Sorry bout your ex friends but they all sound like tossers anyway! Can I ask where are you emigrating to? Concentrate on that and cresting a
New life and you will be fine.

By the way, when baby comes - if you ever want any support with breastfeeding then please feel free to pm me!

X

dondon33 · 25/08/2012 11:42

I worry i might come across as a loon and at fault for driving people away

You absolutely do not. You sound like a very lovely person.
Fwiw - those friends you mentioned up thread, don't sound like they were worth having anyway.
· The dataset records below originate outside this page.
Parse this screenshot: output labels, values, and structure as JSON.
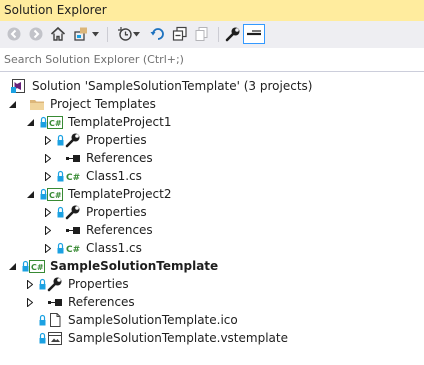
{
  "window": {
    "title": "Solution Explorer"
  },
  "toolbar": {
    "buttons": [
      {
        "name": "back-button",
        "icon": "back-arrow-icon"
      },
      {
        "name": "forward-button",
        "icon": "forward-arrow-icon"
      },
      {
        "name": "home-button",
        "icon": "home-icon"
      },
      {
        "name": "switch-views-button",
        "icon": "switch-views-icon"
      },
      {
        "name": "pending-changes-filter-button",
        "icon": "history-clock-icon"
      },
      {
        "name": "sync-with-active-document-button",
        "icon": "sync-icon"
      },
      {
        "name": "collapse-all-button",
        "icon": "collapse-all-icon"
      },
      {
        "name": "show-all-files-button",
        "icon": "show-all-files-icon"
      },
      {
        "name": "properties-button",
        "icon": "wrench-icon"
      },
      {
        "name": "preview-selected-items-button",
        "icon": "preview-icon"
      }
    ]
  },
  "search": {
    "placeholder": "Search Solution Explorer (Ctrl+;)"
  },
  "tree": {
    "solution": "Solution 'SampleSolutionTemplate' (3 projects)",
    "project_templates_folder": "Project Templates",
    "template_project_1": {
      "name": "TemplateProject1",
      "properties": "Properties",
      "references": "References",
      "class_file": "Class1.cs"
    },
    "template_project_2": {
      "name": "TemplateProject2",
      "properties": "Properties",
      "references": "References",
      "class_file": "Class1.cs"
    },
    "sample_project": {
      "name": "SampleSolutionTemplate",
      "properties": "Properties",
      "references": "References",
      "ico_file": "SampleSolutionTemplate.ico",
      "vstemplate_file": "SampleSolutionTemplate.vstemplate"
    }
  },
  "colors": {
    "title_bar": "#ffec9e",
    "toolbar_bg": "#eeeef2",
    "csharp_green": "#388a34",
    "folder_tan": "#dcb67a",
    "lock_blue": "#1ba1e2",
    "vs_purple": "#68217a"
  }
}
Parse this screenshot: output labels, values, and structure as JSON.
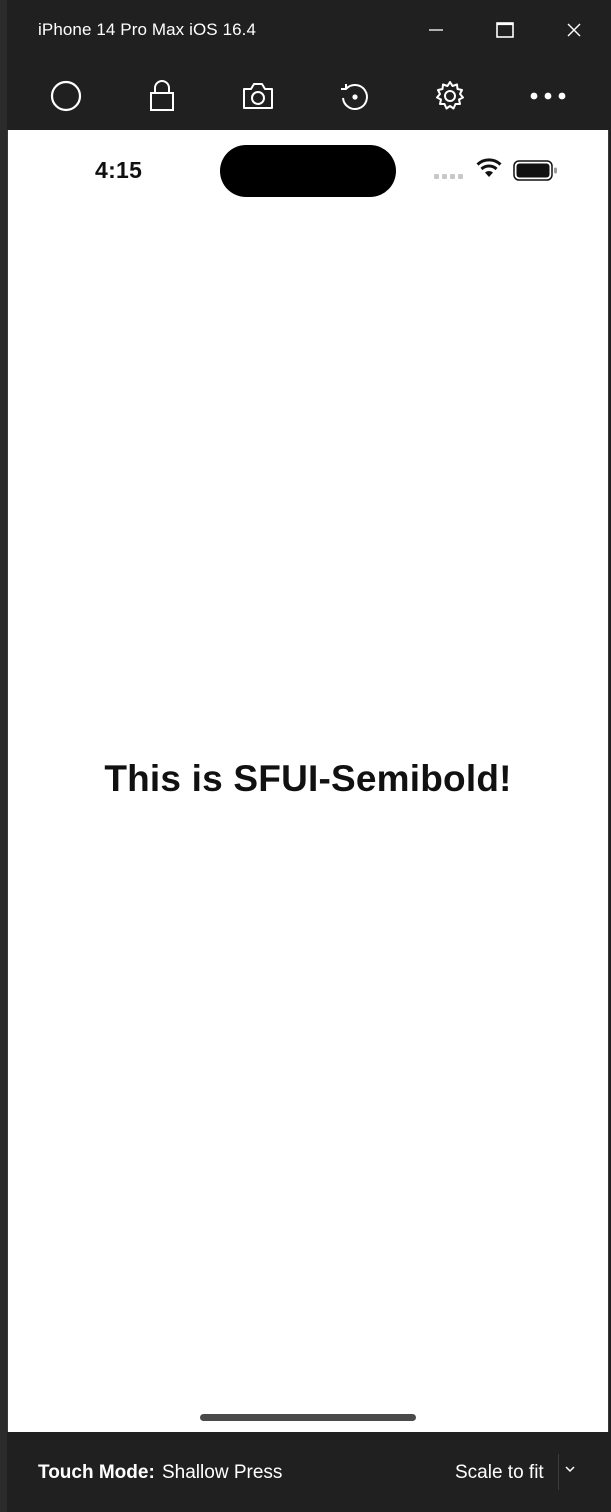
{
  "window": {
    "title": "iPhone 14 Pro Max iOS 16.4"
  },
  "toolbar": {
    "buttons": [
      {
        "name": "home-button",
        "icon": "circle-icon"
      },
      {
        "name": "lock-button",
        "icon": "lock-icon"
      },
      {
        "name": "screenshot-button",
        "icon": "camera-icon"
      },
      {
        "name": "rotate-button",
        "icon": "rotate-icon"
      },
      {
        "name": "settings-button",
        "icon": "gear-icon"
      },
      {
        "name": "more-button",
        "icon": "more-icon"
      }
    ]
  },
  "status_bar": {
    "time": "4:15"
  },
  "app": {
    "message": "This is SFUI-Semibold!"
  },
  "bottom_bar": {
    "touch_mode_label": "Touch Mode:",
    "touch_mode_value": "Shallow Press",
    "scale_value": "Scale to fit"
  },
  "colors": {
    "chrome_background": "#202020",
    "screen_background": "#ffffff",
    "text_dark": "#111111"
  }
}
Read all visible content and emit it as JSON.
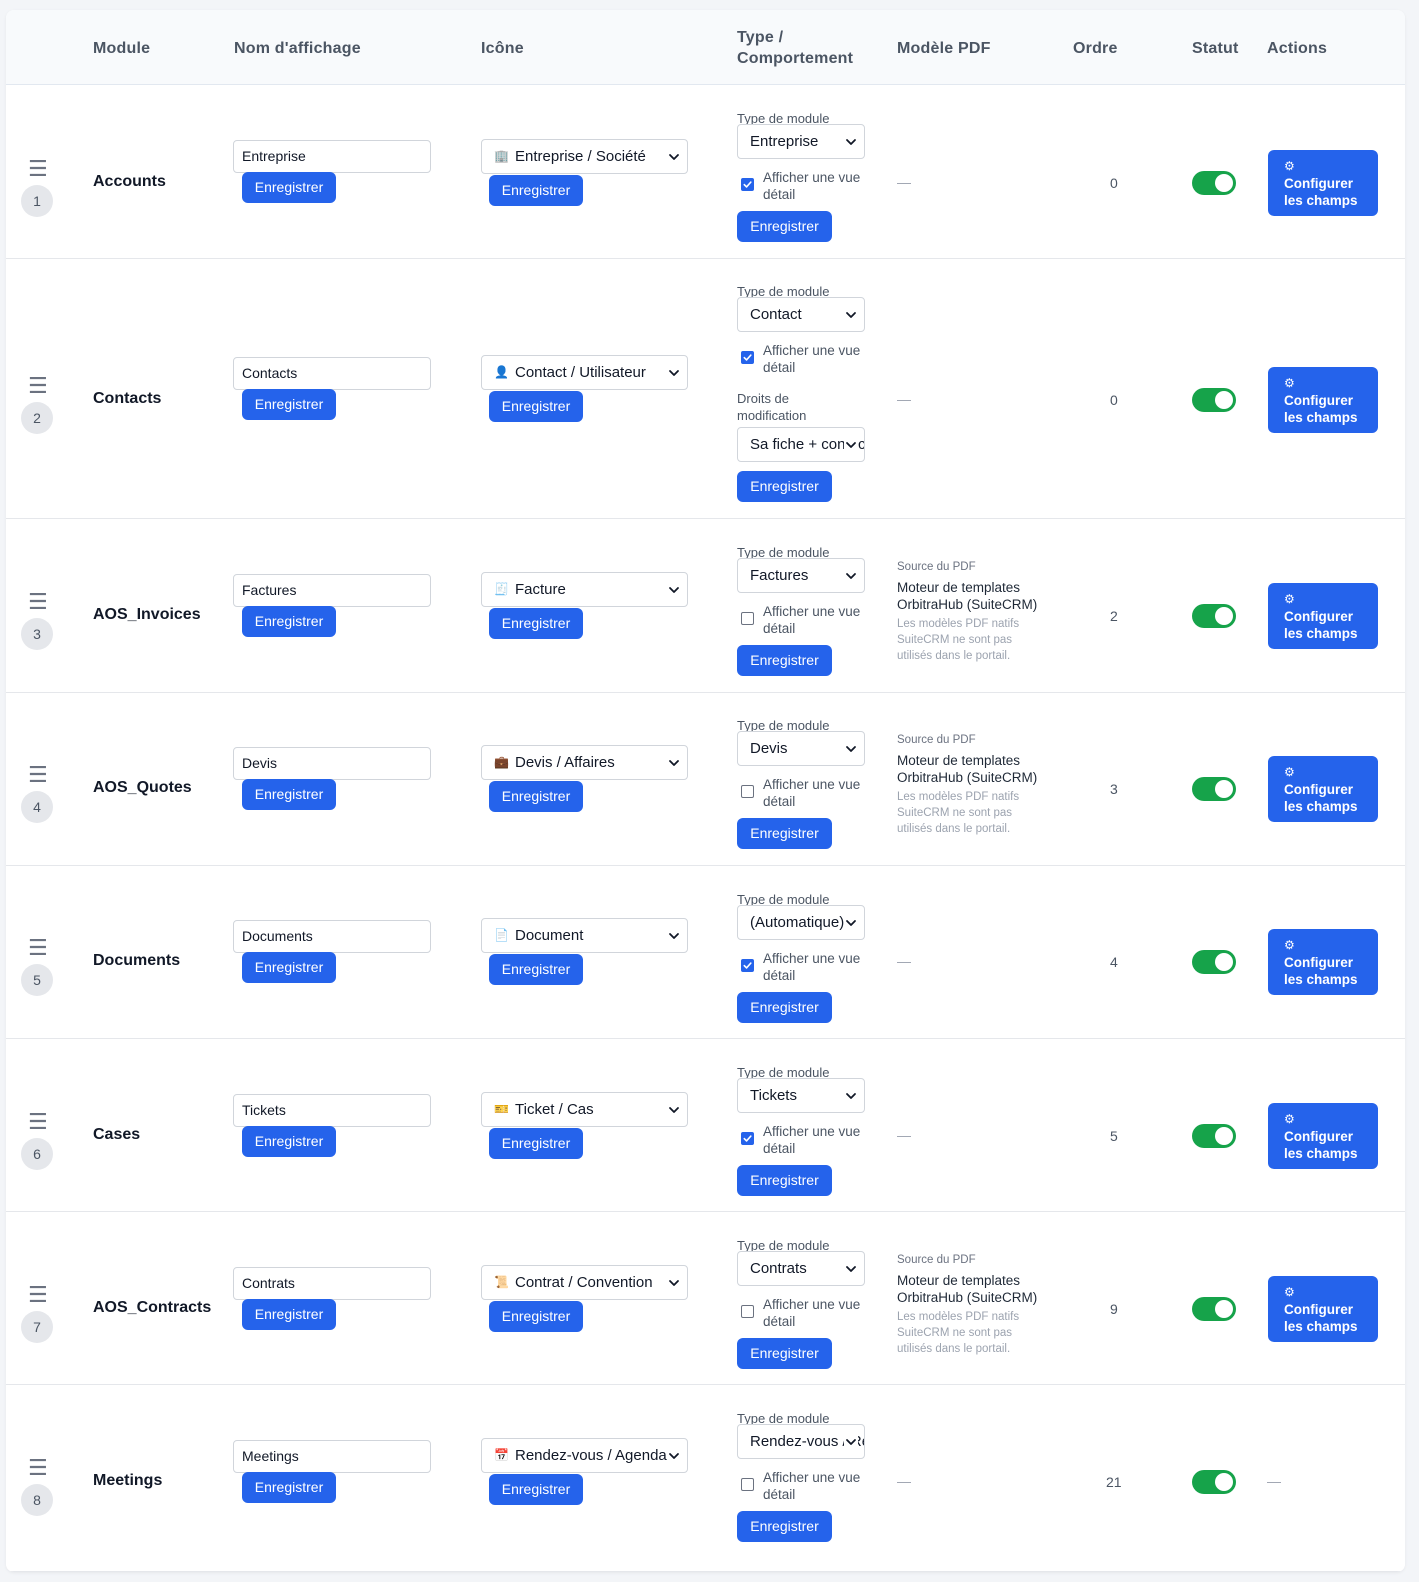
{
  "headers": {
    "module": "Module",
    "display_name": "Nom d'affichage",
    "icon": "Icône",
    "type_line1": "Type /",
    "type_line2": "Comportement",
    "pdf": "Modèle PDF",
    "order": "Ordre",
    "status": "Statut",
    "actions": "Actions"
  },
  "common": {
    "save": "Enregistrer",
    "module_type_label": "Type de module",
    "detail_line1": "Afficher une vue",
    "detail_line2": "détail",
    "edit_rights_line1": "Droits de",
    "edit_rights_line2": "modification",
    "configure_line1": "Configurer",
    "configure_line2": "les champs",
    "gear": "⚙",
    "dash": "—",
    "pdf_source": "Source du PDF",
    "pdf_engine_line1": "Moteur de templates",
    "pdf_engine_line2": "OrbitraHub (SuiteCRM)",
    "pdf_note_line1": "Les modèles PDF natifs",
    "pdf_note_line2": "SuiteCRM ne sont pas",
    "pdf_note_line3": "utilisés dans le portail."
  },
  "rows": [
    {
      "position": "1",
      "module": "Accounts",
      "display_name": "Entreprise",
      "icon_glyph": "🏢",
      "icon_label": "Entreprise / Société",
      "module_type": "Entreprise",
      "detail_view": true,
      "order": "0",
      "status": "on"
    },
    {
      "position": "2",
      "module": "Contacts",
      "display_name": "Contacts",
      "icon_glyph": "👤",
      "icon_label": "Contact / Utilisateur",
      "module_type": "Contact",
      "detail_view": true,
      "edit_rights": "Sa fiche + contact",
      "order": "0",
      "status": "on"
    },
    {
      "position": "3",
      "module": "AOS_Invoices",
      "display_name": "Factures",
      "icon_glyph": "🧾",
      "icon_label": "Facture",
      "module_type": "Factures",
      "detail_view": false,
      "order": "2",
      "status": "on"
    },
    {
      "position": "4",
      "module": "AOS_Quotes",
      "display_name": "Devis",
      "icon_glyph": "💼",
      "icon_label": "Devis / Affaires",
      "module_type": "Devis",
      "detail_view": false,
      "order": "3",
      "status": "on"
    },
    {
      "position": "5",
      "module": "Documents",
      "display_name": "Documents",
      "icon_glyph": "📄",
      "icon_label": "Document",
      "module_type": "(Automatique)",
      "detail_view": true,
      "order": "4",
      "status": "on"
    },
    {
      "position": "6",
      "module": "Cases",
      "display_name": "Tickets",
      "icon_glyph": "🎫",
      "icon_label": "Ticket / Cas",
      "module_type": "Tickets",
      "detail_view": true,
      "order": "5",
      "status": "on"
    },
    {
      "position": "7",
      "module": "AOS_Contracts",
      "display_name": "Contrats",
      "icon_glyph": "📜",
      "icon_label": "Contrat / Convention",
      "module_type": "Contrats",
      "detail_view": false,
      "order": "9",
      "status": "on"
    },
    {
      "position": "8",
      "module": "Meetings",
      "display_name": "Meetings",
      "icon_glyph": "📅",
      "icon_label": "Rendez-vous / Agenda",
      "module_type": "Rendez-vous / Réunion",
      "detail_view": false,
      "order": "21",
      "status": "on"
    }
  ],
  "colors": {
    "primary": "#2563eb",
    "toggle_on": "#16a34a",
    "checkbox_checked": "#2563eb",
    "header_bg": "#f8fafc"
  }
}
I know it's a strange way to look at it but when you do emigrate it might make you feel a little better..... HOW? I hear you ask....... it could ease the disappointment/frustration and heartache that your parents WON'T visit you (even though you don't live too far) and changes to CAN'T visit due to distance, expense etc... So there's, at least, a half valid reason there iykwim? (I've made a balls up of explaining, I haven't had my full coffee fix yet so my brain is still asleep)

Anyway, when you do go, make it a priority to mix with others, find the expat community for starters, I know the country that I flit between (I'm back off there next month) has a huge English community, lots of mother and baby/child groups going on.
Where is it that you're relocating to? Europe or further afield?